El pasado 4 de octubre entró en vigor la Ley Orgánica 12/2022, de 30 de septiembre, de reforma de la Ley Orgánica 5/1985, de 19 de junio, del Régimen Electoral General (en adelante, LOREG), para la regulación del ejercicio del voto por los españoles que viven en el extranjero. De entrada, conviene destacar que, tras varios intentos infructuosos en anteriores legislaturas, la reforma ha sido aprobada gracias a un consenso prácticamente unánime de los parlamentarios tanto en el Congreso de los Diputados (340 votos a favor, 1 en contra y 1 abstención) como en el Senado (263 votos a favor). Hay que congratularse de la existencia de consensos amplios entre las principales fuerzas políticas en las reformas de la LOREG, que vayan más allá de la mayoría absoluta exigida en el Congreso para la aprobación de las leyes orgánicas en la votación final sobre el conjunto del proyecto (art. 81.2 CE). Así ha sucedido hasta ahora en las más de veinte reformas de la LOREG y, a mi modo de ver, así debería seguir siendo en el futuro, dado el carácter materialmente constitucional de las cuestiones electorales.

Para comprender la motivación y orientación de esta reforma, hay que remontarse a otra reforma de la LOREG, la del año 2011. Esta reforma introdujo el sistema de voto rogado o a instancia de parte en las elecciones generales, autonómicas y europeas para los nacionales extranjeros que integran el Censo de Españoles Residentes Ausentes (CERA), y lo suprimió en las elecciones municipales.
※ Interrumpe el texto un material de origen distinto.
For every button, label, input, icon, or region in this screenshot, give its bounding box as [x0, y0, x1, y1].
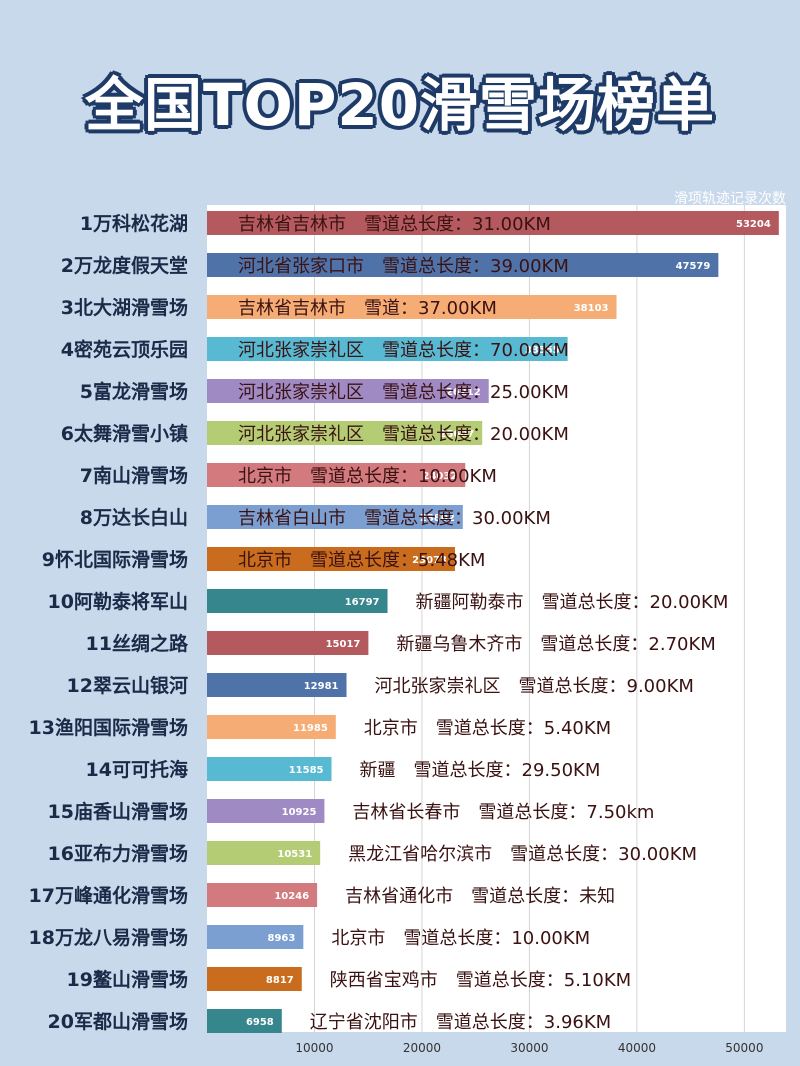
category-label: 15庙香山滑雪场 — [48, 800, 188, 823]
value-label: 10531 — [277, 849, 312, 860]
value-label: 15017 — [326, 639, 361, 650]
legend-label: 滑项轨迹记录次数 — [674, 191, 786, 207]
annotation-label: 北京市 雪道总长度：10.00KM — [238, 466, 497, 487]
bar — [207, 211, 779, 235]
category-label: 14可可托海 — [86, 758, 188, 781]
annotation-label: 吉林省长春市 雪道总长度：7.50km — [352, 802, 654, 823]
annotation-label: 北京市 雪道总长度：5.48KM — [238, 550, 485, 571]
x-tick-label: 30000 — [510, 1041, 548, 1055]
category-label: 13渔阳国际滑雪场 — [29, 716, 188, 739]
annotation-label: 河北张家崇礼区 雪道总长度：25.00KM — [238, 382, 569, 403]
x-tick-label: 10000 — [295, 1041, 333, 1055]
value-label: 8817 — [266, 975, 294, 986]
value-label: 23073 — [412, 555, 447, 566]
bar — [207, 841, 321, 865]
annotation-label: 吉林省通化市 雪道总长度：未知 — [345, 886, 615, 907]
annotation-label: 河北张家崇礼区 雪道总长度：9.00KM — [375, 676, 694, 697]
annotation-label: 陕西省宝鸡市 雪道总长度：5.10KM — [330, 970, 631, 991]
bar — [207, 967, 302, 991]
annotation-label: 吉林省吉林市 雪道：37.00KM — [238, 298, 497, 319]
category-label: 7南山滑雪场 — [80, 465, 188, 487]
category-label: 8万达长白山 — [80, 506, 188, 529]
chart-title: 全国TOP20滑雪场榜单 — [84, 71, 716, 139]
category-label: 1万科松花湖 — [80, 212, 188, 235]
category-label: 17万峰通化滑雪场 — [29, 884, 188, 907]
annotation-label: 辽宁省沈阳市 雪道总长度：3.96KM — [310, 1012, 611, 1033]
bar — [207, 379, 489, 403]
category-label: 11丝绸之路 — [86, 632, 189, 655]
annotation-label: 吉林省吉林市 雪道总长度：31.00KM — [238, 214, 551, 235]
category-label: 16亚布力滑雪场 — [48, 842, 188, 865]
annotation-label: 河北张家崇礼区 雪道总长度：70.00KM — [238, 340, 569, 361]
category-label: 9怀北国际滑雪场 — [42, 548, 188, 571]
value-label: 8963 — [267, 933, 295, 944]
category-label: 3北大湖滑雪场 — [61, 296, 188, 319]
category-label: 19鳌山滑雪场 — [67, 968, 188, 991]
value-label: 24032 — [422, 471, 457, 482]
value-label: 53204 — [736, 219, 771, 230]
bar — [207, 463, 466, 487]
bar — [207, 925, 304, 949]
category-label: 4密苑云顶乐园 — [61, 338, 188, 361]
category-label: 10阿勒泰将军山 — [48, 590, 188, 613]
annotation-label: 新疆乌鲁木齐市 雪道总长度：2.70KM — [396, 634, 715, 655]
value-label: 26212 — [446, 387, 481, 398]
x-tick-label: 50000 — [725, 1041, 763, 1055]
bar — [207, 1009, 282, 1033]
value-label: 16797 — [345, 597, 380, 608]
category-label: 12翠云山银河 — [67, 674, 188, 697]
annotation-label: 新疆 雪道总长度：29.50KM — [360, 760, 601, 781]
bar — [207, 505, 463, 529]
x-tick-label: 40000 — [618, 1041, 656, 1055]
value-label: 47579 — [676, 261, 711, 272]
annotation-label: 北京市 雪道总长度：10.00KM — [331, 928, 590, 949]
category-label: 20军都山滑雪场 — [48, 1011, 188, 1033]
bar — [207, 757, 332, 781]
bar — [207, 421, 483, 445]
value-label: 23802 — [420, 513, 455, 524]
bar — [207, 883, 318, 907]
bar — [207, 715, 336, 739]
annotation-label: 吉林省白山市 雪道总长度：30.00KM — [238, 508, 551, 529]
bar — [207, 547, 455, 571]
value-label: 33555 — [525, 345, 560, 356]
bar — [207, 589, 388, 613]
value-label: 38103 — [574, 303, 609, 314]
value-label: 11585 — [289, 765, 324, 776]
value-label: 10925 — [282, 807, 317, 818]
annotation-label: 黑龙江省哈尔滨市 雪道总长度：30.00KM — [348, 844, 697, 865]
bar — [207, 295, 617, 319]
bar — [207, 799, 325, 823]
category-label: 2万龙度假天堂 — [61, 254, 188, 277]
category-label: 5富龙滑雪场 — [80, 380, 188, 403]
value-label: 12981 — [304, 681, 339, 692]
plot-area — [207, 205, 786, 1032]
annotation-label: 河北张家崇礼区 雪道总长度：20.00KM — [238, 424, 569, 445]
bar — [207, 337, 568, 361]
value-label: 11985 — [293, 723, 328, 734]
annotation-label: 北京市 雪道总长度：5.40KM — [364, 718, 611, 739]
bar — [207, 673, 347, 697]
value-label: 10246 — [274, 891, 309, 902]
annotation-label: 新疆阿勒泰市 雪道总长度：20.00KM — [416, 592, 729, 613]
value-label: 25607 — [439, 429, 474, 440]
x-tick-label: 20000 — [403, 1041, 441, 1055]
bar — [207, 253, 719, 277]
bar — [207, 631, 369, 655]
category-label: 6太舞滑雪小镇 — [61, 422, 188, 445]
value-label: 6958 — [246, 1017, 274, 1028]
annotation-label: 河北省张家口市 雪道总长度：39.00KM — [238, 256, 569, 277]
category-label: 18万龙八易滑雪场 — [29, 926, 188, 949]
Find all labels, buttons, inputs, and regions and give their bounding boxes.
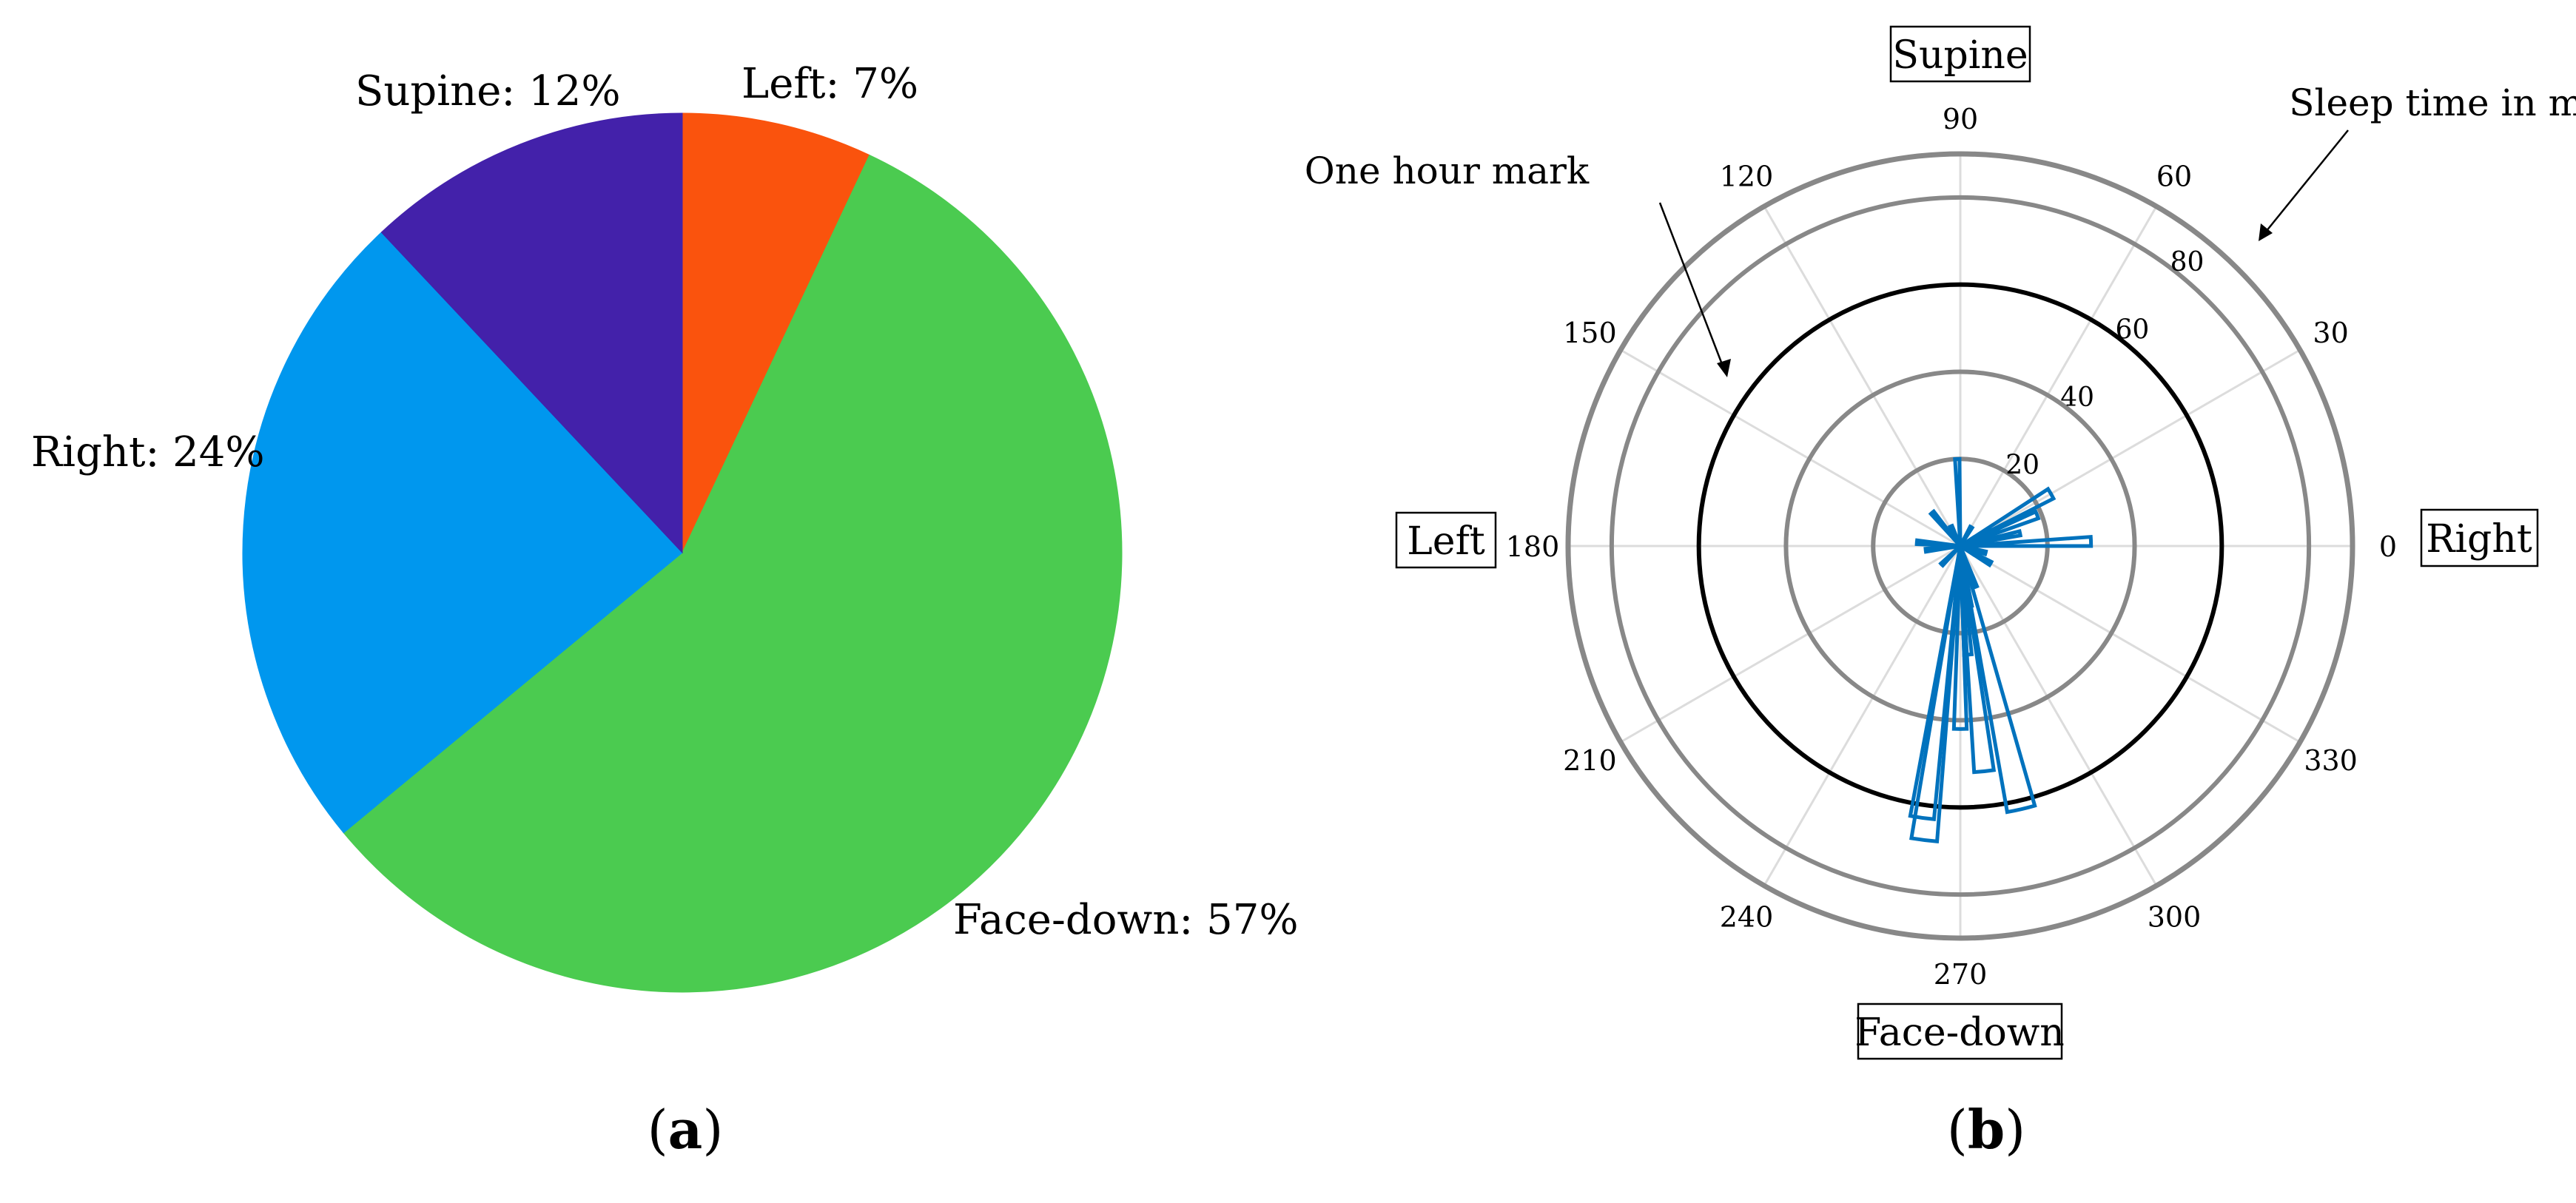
theta-tick-30: 30 bbox=[2313, 317, 2348, 349]
spoke-30 bbox=[1960, 348, 2301, 547]
pie-slice-left bbox=[682, 112, 870, 553]
theta-tick-300: 300 bbox=[2148, 901, 2202, 934]
r-tick-80: 80 bbox=[2170, 247, 2205, 277]
polar-bar-11 bbox=[1960, 529, 2023, 548]
ring-40 bbox=[1783, 369, 2137, 723]
pie-slice-supine bbox=[380, 112, 683, 554]
pie-slice-right bbox=[242, 232, 683, 834]
spoke-300 bbox=[1959, 545, 2158, 886]
polar-bar-13 bbox=[1928, 508, 1962, 547]
spoke-60 bbox=[1959, 206, 2158, 547]
r-tick-20: 20 bbox=[2005, 451, 2039, 481]
polar-bar-3 bbox=[1958, 545, 1997, 775]
polar-bar-4 bbox=[1951, 545, 1969, 731]
theta-tick-270: 270 bbox=[1934, 958, 1988, 991]
panel-a-caption: (a) bbox=[648, 1098, 724, 1161]
theta-tick-180: 180 bbox=[1506, 530, 1560, 563]
direction-label-face-down-text: Face-down bbox=[1854, 1011, 2065, 1055]
theta-tick-210: 210 bbox=[1563, 744, 1617, 777]
pie-labels: Left: 7% Supine: 12% Right: 24% Face-dow… bbox=[31, 60, 1299, 944]
direction-label-left: Left bbox=[1395, 511, 1497, 569]
pie-label-face-down: Face-down: 57% bbox=[953, 896, 1299, 944]
polar-r-ticks: 20 40 60 80 bbox=[2005, 247, 2204, 481]
polar-chart: 0 30 60 90 120 150 180 210 240 270 300 330 20 40 60 80… bbox=[1305, 25, 2576, 1161]
spoke-210 bbox=[1620, 545, 1961, 744]
theta-tick-150: 150 bbox=[1563, 317, 1617, 349]
r-tick-40: 40 bbox=[2060, 383, 2094, 413]
pie-slices bbox=[242, 112, 1123, 993]
pie-slice-face-down bbox=[343, 154, 1123, 993]
direction-label-face-down: Face-down bbox=[1854, 1002, 2065, 1060]
direction-label-left-text: Left bbox=[1407, 519, 1485, 564]
polar-bar-14 bbox=[1914, 538, 1961, 548]
direction-label-right: Right bbox=[2420, 508, 2539, 567]
annotation-one-hour: One hour mark bbox=[1305, 149, 1731, 377]
direction-label-supine-text: Supine bbox=[1892, 33, 2028, 78]
panel-b-letter: b bbox=[1968, 1098, 2005, 1161]
theta-tick-120: 120 bbox=[1720, 160, 1774, 192]
polar-spokes bbox=[1568, 154, 2353, 938]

Este sistema consistía en que los españoles residentes en el extranjero, desde el día siguiente a la convocatoria de las elecciones y hasta el vigésimo quinto día posterior, debían solicitar el voto, completando para ello un impreso oficial, que remitían a las respectivas delegaciones provinciales de la Oficina del Censo Electoral (OCE). Conviene subrayar que este trámite sólo era válido para cada concreto proceso electoral y, por tanto, no evitaba que los electores del CERA se viesen abocados a reiterarlo tras cada nueva convocatoria electoral. Posteriormente, la correspondiente delegación provincial de la OCE remitía al elector toda la documentación necesaria para ejercer el voto. Ese envío de la documentación electoral tenía lugar antes del trigésimo cuarto día posterior a la convocatoria electoral, si no se habían presentado recursos contra la proclamación de candidaturas, y antes del cuadragésimo segundo, en caso de haberse producido una impugnación de éstas. Eso implicaba que el plazo del que disponían los electores inscritos en el CERA para emitir el voto oscilaba entre los quince y los siete días, si se agotaban todos los recursos posibles previstos con relación a los acuerdos de proclamación de candidaturas: recurso contencioso-electoral ante el Juzgado de lo Contencioso-Administrativo; y recurso de amparo electoral ante el Tribunal Constitucional (art. 49 LOREG). Los electores del CERA podían elegir entre votar por correo o bien votar en urna en una oficina o sección consulares en la que estuviesen inscritos. Si optaban por el voto postal, debían enviar toda la documentación necesaria al consulado correspondiente, no más tarde del quinto día anterior al de la elección. Si optaban por el voto en urna, debían hacerlo de forma presencial entre el cuarto y el segundo día anteriores al de la elección, es decir, durante los tres últimos días de campaña electoral. Finalmente, y por lo que respecta al cómputo de los votos de los electores del CERA, éste tenía lugar el día del escrutinio general, tres días después de la jornada electoral.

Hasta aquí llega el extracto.